En fin 2022, au terme de cette année en cours donc, la masse salariale est prévue pour atteindre 952 milliards Fcfa, soit un quasi doublement en 10 ans pour un effectif de 127.130 agents !

Un nouvel audit complet des effectifs et de la masse salariale de la fonction publique doit être effectué en vue de leur restructuration.

Cet audit devrait être conduit sur l’adéquation profil/poste de travail, et la mise en perspective de la digitalisation du travail, mais également sous le rapport charge de travail et rémunération.

Il faudrait revoir les organigrammes pour supprimer des niveaux de hiérarchie générateurs de primes et d’autres avantages pesant lourd sur la masse salariale.

Encourager aussi les départs négociés pour les postes où la technologie numérique pourrait être mise à profit, pour les agents d’âge avancé, et pour les candidats volontaires. L’effectif rénové devrait être rémunéré de façon à le motiver davantage.

Les sous-secteurs à prioriser en termes d’efficience, au regard de leur importance pour le développement du pays, seraient l’éducation et la santé.

Cet audit devrait, à notre sens, déboucher sur de profondes réformes pour aligner le Sénégal sur les standards mondiaux en termes de gestion des ressources humaines publiques.

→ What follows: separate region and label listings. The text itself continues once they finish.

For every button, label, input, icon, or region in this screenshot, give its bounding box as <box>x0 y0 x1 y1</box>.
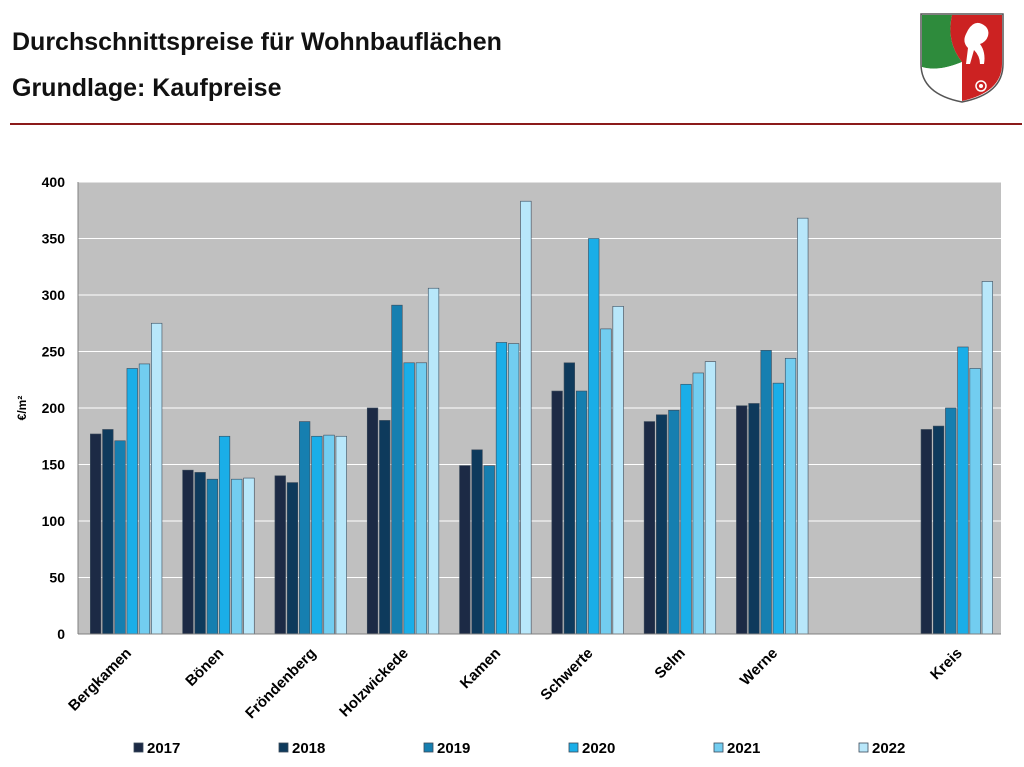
nrw-coat-of-arms-icon <box>920 13 1004 103</box>
bar-2018 <box>102 429 114 635</box>
bar-2022 <box>335 435 347 635</box>
y-tick-label: 0 <box>57 626 65 642</box>
x-tick-label: Werne <box>737 645 781 689</box>
bar-2017 <box>920 429 932 635</box>
legend-label: 2019 <box>437 740 470 757</box>
bar-2020 <box>588 238 600 635</box>
bar-2017 <box>643 421 656 635</box>
x-tick-label: Holzwickede <box>336 645 412 721</box>
bar-2019 <box>575 390 588 635</box>
bar-2021 <box>600 328 612 635</box>
bar-2018 <box>932 425 945 635</box>
legend-swatch <box>278 742 289 753</box>
y-tick-label: 400 <box>42 174 66 190</box>
y-tick-label: 100 <box>42 513 66 529</box>
bar-2021 <box>692 372 704 635</box>
bar-2022 <box>981 281 993 635</box>
bar-2020 <box>403 362 415 635</box>
x-tick-label: Kamen <box>457 645 504 692</box>
bar-2020 <box>126 368 138 635</box>
bar-2017 <box>366 407 379 635</box>
header-divider <box>10 123 1022 125</box>
bar-2020 <box>772 382 784 635</box>
bar-2018 <box>286 482 299 635</box>
bar-2021 <box>784 357 797 635</box>
bar-2022 <box>151 322 163 635</box>
x-tick-label: Fröndenberg <box>242 645 319 722</box>
bar-2021 <box>231 478 243 635</box>
bar-2017 <box>274 475 286 635</box>
bar-2019 <box>945 407 957 635</box>
legend-label: 2022 <box>872 740 905 757</box>
page-title: Durchschnittspreise für Wohnbauflächen <box>12 28 502 56</box>
bar-2021 <box>969 368 981 635</box>
legend-label: 2020 <box>582 740 615 757</box>
bar-chart: 0 50 100 150 200 250 300 350 400 €/m² Bergkamen Bön… <box>15 174 1001 757</box>
bar-2020 <box>495 342 508 635</box>
bar-2021 <box>323 434 335 635</box>
legend-swatch <box>713 742 724 753</box>
x-tick-label: Bönen <box>182 645 227 690</box>
legend-label: 2017 <box>147 740 180 757</box>
bar-2019 <box>483 465 495 635</box>
bar-2017 <box>182 469 194 635</box>
bar-2019 <box>760 350 772 635</box>
legend-swatch <box>423 742 434 753</box>
bar-2017 <box>736 405 748 635</box>
bar-2022 <box>427 287 440 635</box>
bar-2019 <box>114 440 126 635</box>
bar-2017 <box>459 465 471 635</box>
y-axis-label: €/m² <box>15 396 29 421</box>
bar-2020 <box>680 383 692 635</box>
x-tick-label: Schwerte <box>537 645 596 704</box>
bar-2021 <box>415 362 427 635</box>
bar-2019 <box>391 304 403 635</box>
y-tick-label: 200 <box>42 400 66 416</box>
bar-2022 <box>612 306 624 635</box>
y-tick-label: 150 <box>42 457 66 473</box>
bar-2022 <box>520 200 532 635</box>
bar-2020 <box>218 435 231 635</box>
legend-swatch <box>858 742 869 753</box>
bar-2019 <box>668 409 680 635</box>
legend-label: 2021 <box>727 740 760 757</box>
bar-2018 <box>471 449 483 635</box>
bar-2017 <box>90 433 102 635</box>
y-tick-label: 50 <box>49 570 65 586</box>
bar-2022 <box>243 477 255 635</box>
bar-2020 <box>311 435 323 635</box>
bar-2021 <box>508 343 520 635</box>
bar-2018 <box>656 414 668 635</box>
bar-2018 <box>194 472 206 635</box>
bar-2017 <box>551 390 563 635</box>
bar-2022 <box>704 361 717 635</box>
legend-swatch <box>568 742 579 753</box>
bar-2018 <box>379 420 391 635</box>
page-subtitle: Grundlage: Kaufpreise <box>12 74 282 102</box>
bar-2021 <box>138 363 151 635</box>
bar-2019 <box>206 478 218 635</box>
y-tick-label: 350 <box>42 231 66 247</box>
bar-2018 <box>748 403 760 635</box>
bar-2020 <box>957 346 969 635</box>
y-tick-label: 250 <box>42 344 66 360</box>
legend-label: 2018 <box>292 740 325 757</box>
x-tick-label: Selm <box>651 645 688 682</box>
bar-2018 <box>563 362 575 635</box>
bar-2022 <box>797 217 809 635</box>
x-tick-label: Kreis <box>927 645 966 684</box>
legend-swatch <box>133 742 144 753</box>
x-tick-label: Bergkamen <box>65 645 135 715</box>
y-tick-label: 300 <box>42 287 66 303</box>
bar-2019 <box>299 421 311 635</box>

En définitive, nous estimons que le budget de la nation doit être élaboré en tenant compte de la nécessité d’observer un équilibre interne. Faute d’ajustement par un surcroît de recettes publiques, une action doit être engagée pour veiller à la qualité de la dépense publique.

L’endettement externe doit être considéré comme un appoint et non comme une ressource permanente. Il doit permettre de faire face à des dépenses d’investissement permettant un retour sur capital investi pour en faciliter le remboursement. Les populations concernées par les inondations auraient été sollicitées pour payer le service d’un environnement assaini qu’elles auraient certainement accepté.

Le contrôle annuel de l’exécution du budget par l’Assemblée nationale via la loi de règlement doit être respecté. Il permet aux élus d’être informés et de pouvoir approuver en toute connaissance les différences entre les réalisations et les prévisions budgétaires, et de constater les résultats. La loi de règlement doit être élaborée six mois après la clôture de l’année civile.

Or, sauf erreur de notre part, la dernière loi de règlement adoptée par l’institution parlementaire de notre pays est celle de la gestion budgétaire 2017 présentée par le ministère de l’Economie et des Finances le 25 janvier 2019.

Ceci pour dire que le contrôle de l’exécutif par le législatif en matière budgétaire manque d’efficience.